Hannah let out a long sigh, like the weight of the world was on her shoulders.
“Me? This is all I want to do; all I’ll ever do; and I’m happy there. Some classes are harder than others, and the paperwork end of things is only getting worse by the year. Some days, I spend more time filling out paperwork than I do actually teaching children, and that drives me crazy. The pay…don’t even get me started on how pathetic teacher pay is, and on top of it all, I buy things for my classroom out of my own pocket all the time.” Her jaw tightened up a little and he wondered if bein’ poor made her life as miserable as his was. “But,” she finally said, shrugging, “teaching is my passion, so I take the lumps with it.”
And with that, she went as quiet as a church mouse, the curtain droppin’ over her, blocking out the world, and him along with it. She dipped the last of her sandwich into her soup and popped it into her mouth, chewin' and starin’ over his shoulder into the kitchen, not meetin’ his gaze.

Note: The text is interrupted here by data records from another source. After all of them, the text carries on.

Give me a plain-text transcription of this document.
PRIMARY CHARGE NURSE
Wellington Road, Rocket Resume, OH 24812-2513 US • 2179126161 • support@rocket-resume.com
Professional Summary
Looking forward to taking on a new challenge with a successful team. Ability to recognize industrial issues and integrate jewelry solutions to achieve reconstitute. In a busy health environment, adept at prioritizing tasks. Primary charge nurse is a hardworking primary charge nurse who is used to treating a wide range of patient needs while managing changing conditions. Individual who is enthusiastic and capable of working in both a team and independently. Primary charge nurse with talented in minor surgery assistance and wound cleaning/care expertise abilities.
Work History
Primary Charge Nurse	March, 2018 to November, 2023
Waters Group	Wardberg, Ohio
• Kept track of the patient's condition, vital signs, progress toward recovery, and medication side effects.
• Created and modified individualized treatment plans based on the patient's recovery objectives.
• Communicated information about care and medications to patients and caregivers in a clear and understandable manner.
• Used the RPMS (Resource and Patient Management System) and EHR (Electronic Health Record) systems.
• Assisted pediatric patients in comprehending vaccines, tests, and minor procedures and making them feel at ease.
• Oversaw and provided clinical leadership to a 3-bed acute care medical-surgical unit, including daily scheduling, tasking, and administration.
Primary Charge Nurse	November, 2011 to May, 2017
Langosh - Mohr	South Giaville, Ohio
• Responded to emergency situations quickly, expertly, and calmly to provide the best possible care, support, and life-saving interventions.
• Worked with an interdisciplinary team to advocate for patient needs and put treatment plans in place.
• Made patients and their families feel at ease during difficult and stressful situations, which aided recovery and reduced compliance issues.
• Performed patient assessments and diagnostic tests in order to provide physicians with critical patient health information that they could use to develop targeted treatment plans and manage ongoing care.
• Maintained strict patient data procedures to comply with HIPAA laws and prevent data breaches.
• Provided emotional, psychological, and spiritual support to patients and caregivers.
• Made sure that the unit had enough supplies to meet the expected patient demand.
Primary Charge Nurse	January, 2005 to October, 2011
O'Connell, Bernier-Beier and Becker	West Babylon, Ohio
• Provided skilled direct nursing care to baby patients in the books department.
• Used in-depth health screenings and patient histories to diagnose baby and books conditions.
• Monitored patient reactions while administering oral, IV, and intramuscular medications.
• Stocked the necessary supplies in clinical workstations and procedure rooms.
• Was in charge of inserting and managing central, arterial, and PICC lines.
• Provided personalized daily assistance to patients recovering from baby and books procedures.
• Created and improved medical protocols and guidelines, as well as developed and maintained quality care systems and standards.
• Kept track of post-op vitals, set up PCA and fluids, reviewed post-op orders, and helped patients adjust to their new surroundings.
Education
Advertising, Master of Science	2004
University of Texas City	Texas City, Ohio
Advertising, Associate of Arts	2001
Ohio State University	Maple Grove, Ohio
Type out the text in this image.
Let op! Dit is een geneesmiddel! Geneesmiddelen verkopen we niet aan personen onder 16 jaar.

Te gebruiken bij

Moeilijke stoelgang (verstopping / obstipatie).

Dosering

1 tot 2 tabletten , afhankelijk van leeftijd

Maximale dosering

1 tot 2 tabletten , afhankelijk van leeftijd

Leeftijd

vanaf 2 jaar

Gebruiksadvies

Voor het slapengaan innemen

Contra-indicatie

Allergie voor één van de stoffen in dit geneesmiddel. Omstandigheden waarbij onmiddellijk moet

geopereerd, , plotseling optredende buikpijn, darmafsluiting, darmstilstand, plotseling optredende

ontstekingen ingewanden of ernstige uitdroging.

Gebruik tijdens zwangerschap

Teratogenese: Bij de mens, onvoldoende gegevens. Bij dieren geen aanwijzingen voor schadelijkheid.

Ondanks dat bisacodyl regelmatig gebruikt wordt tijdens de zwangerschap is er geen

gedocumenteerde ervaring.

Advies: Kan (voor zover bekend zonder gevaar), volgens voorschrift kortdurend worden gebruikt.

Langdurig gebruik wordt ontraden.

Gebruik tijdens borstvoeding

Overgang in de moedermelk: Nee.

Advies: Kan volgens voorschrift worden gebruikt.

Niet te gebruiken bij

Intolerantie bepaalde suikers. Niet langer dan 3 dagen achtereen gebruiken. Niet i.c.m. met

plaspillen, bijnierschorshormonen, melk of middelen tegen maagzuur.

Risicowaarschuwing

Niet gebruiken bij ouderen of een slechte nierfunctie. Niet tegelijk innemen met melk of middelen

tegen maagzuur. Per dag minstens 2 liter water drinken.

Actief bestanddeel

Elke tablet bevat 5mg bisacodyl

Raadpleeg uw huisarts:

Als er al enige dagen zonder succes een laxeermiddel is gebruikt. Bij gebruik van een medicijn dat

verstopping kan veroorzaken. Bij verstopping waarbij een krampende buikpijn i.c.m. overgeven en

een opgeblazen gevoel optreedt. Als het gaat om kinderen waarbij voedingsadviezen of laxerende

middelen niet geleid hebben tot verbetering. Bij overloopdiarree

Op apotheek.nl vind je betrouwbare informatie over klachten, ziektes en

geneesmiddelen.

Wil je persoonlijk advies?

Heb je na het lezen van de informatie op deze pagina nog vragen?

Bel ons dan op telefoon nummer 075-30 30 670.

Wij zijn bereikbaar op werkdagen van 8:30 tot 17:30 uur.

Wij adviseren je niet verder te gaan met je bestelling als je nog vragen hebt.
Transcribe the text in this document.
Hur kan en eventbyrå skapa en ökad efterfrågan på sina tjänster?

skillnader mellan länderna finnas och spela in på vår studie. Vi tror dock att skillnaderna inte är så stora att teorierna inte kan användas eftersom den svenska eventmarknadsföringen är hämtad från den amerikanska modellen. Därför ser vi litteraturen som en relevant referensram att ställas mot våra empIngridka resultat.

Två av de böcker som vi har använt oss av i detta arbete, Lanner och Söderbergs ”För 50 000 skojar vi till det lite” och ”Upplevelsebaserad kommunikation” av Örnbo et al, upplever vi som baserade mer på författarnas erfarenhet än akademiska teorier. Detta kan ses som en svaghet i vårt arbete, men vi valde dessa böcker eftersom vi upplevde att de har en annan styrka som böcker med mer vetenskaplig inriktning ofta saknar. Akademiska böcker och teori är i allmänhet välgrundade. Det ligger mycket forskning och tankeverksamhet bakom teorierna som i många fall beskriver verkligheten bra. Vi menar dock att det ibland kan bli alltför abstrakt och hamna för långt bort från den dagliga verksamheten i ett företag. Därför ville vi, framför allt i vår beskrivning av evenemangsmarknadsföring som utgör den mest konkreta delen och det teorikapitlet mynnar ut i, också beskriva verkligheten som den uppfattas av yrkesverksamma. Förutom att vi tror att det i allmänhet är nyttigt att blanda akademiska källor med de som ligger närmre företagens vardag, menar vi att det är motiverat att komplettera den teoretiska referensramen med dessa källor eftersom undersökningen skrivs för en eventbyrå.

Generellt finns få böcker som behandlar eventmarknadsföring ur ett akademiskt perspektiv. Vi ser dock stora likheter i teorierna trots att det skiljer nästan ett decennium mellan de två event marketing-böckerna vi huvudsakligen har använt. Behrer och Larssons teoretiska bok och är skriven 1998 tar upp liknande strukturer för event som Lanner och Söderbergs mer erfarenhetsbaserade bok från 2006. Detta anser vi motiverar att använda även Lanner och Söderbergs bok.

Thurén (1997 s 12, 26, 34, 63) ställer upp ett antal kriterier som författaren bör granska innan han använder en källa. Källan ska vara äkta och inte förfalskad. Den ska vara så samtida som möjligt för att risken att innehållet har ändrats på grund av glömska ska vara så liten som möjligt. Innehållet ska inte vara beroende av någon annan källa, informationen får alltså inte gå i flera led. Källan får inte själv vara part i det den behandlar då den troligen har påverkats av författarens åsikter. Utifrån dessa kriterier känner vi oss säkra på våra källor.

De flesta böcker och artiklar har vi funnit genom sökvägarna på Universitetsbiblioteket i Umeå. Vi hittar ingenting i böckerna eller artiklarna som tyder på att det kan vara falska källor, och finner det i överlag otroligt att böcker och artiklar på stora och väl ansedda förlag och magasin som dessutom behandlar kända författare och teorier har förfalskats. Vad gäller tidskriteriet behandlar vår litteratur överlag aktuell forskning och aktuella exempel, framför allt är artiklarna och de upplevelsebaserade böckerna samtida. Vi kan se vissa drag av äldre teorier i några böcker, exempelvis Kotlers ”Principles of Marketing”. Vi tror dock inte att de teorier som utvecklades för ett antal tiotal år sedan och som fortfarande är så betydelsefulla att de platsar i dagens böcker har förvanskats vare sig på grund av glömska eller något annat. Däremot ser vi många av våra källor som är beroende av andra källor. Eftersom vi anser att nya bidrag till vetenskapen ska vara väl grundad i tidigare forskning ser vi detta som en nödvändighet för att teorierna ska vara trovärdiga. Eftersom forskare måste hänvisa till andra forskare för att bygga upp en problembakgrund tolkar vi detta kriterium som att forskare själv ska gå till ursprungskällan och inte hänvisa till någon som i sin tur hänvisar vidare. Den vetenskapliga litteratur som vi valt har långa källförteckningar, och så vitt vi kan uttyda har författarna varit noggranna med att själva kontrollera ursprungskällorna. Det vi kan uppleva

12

He openly stared at her, trying to figure out what was going on in that gorgeous redhead of hers. She’d been talkin’ endlessly, and then…nothing. He figured that trying to drag words out of her when she was like this would be like trying to take a cat on a walk – it weren’t gonna work real well and they’d both be pissed off by the end.
But somehow, he felt compelled to take the damn cat on a walk.
“Why do you just shut down on me sometimes?” he asked bluntly.
“Shut down?” she repeated, glancing at him so hurriedly, he didn’t even think she’d met his gaze, and then her eyes were pinned on her soup, like it held the secret to eternal life or somethin’.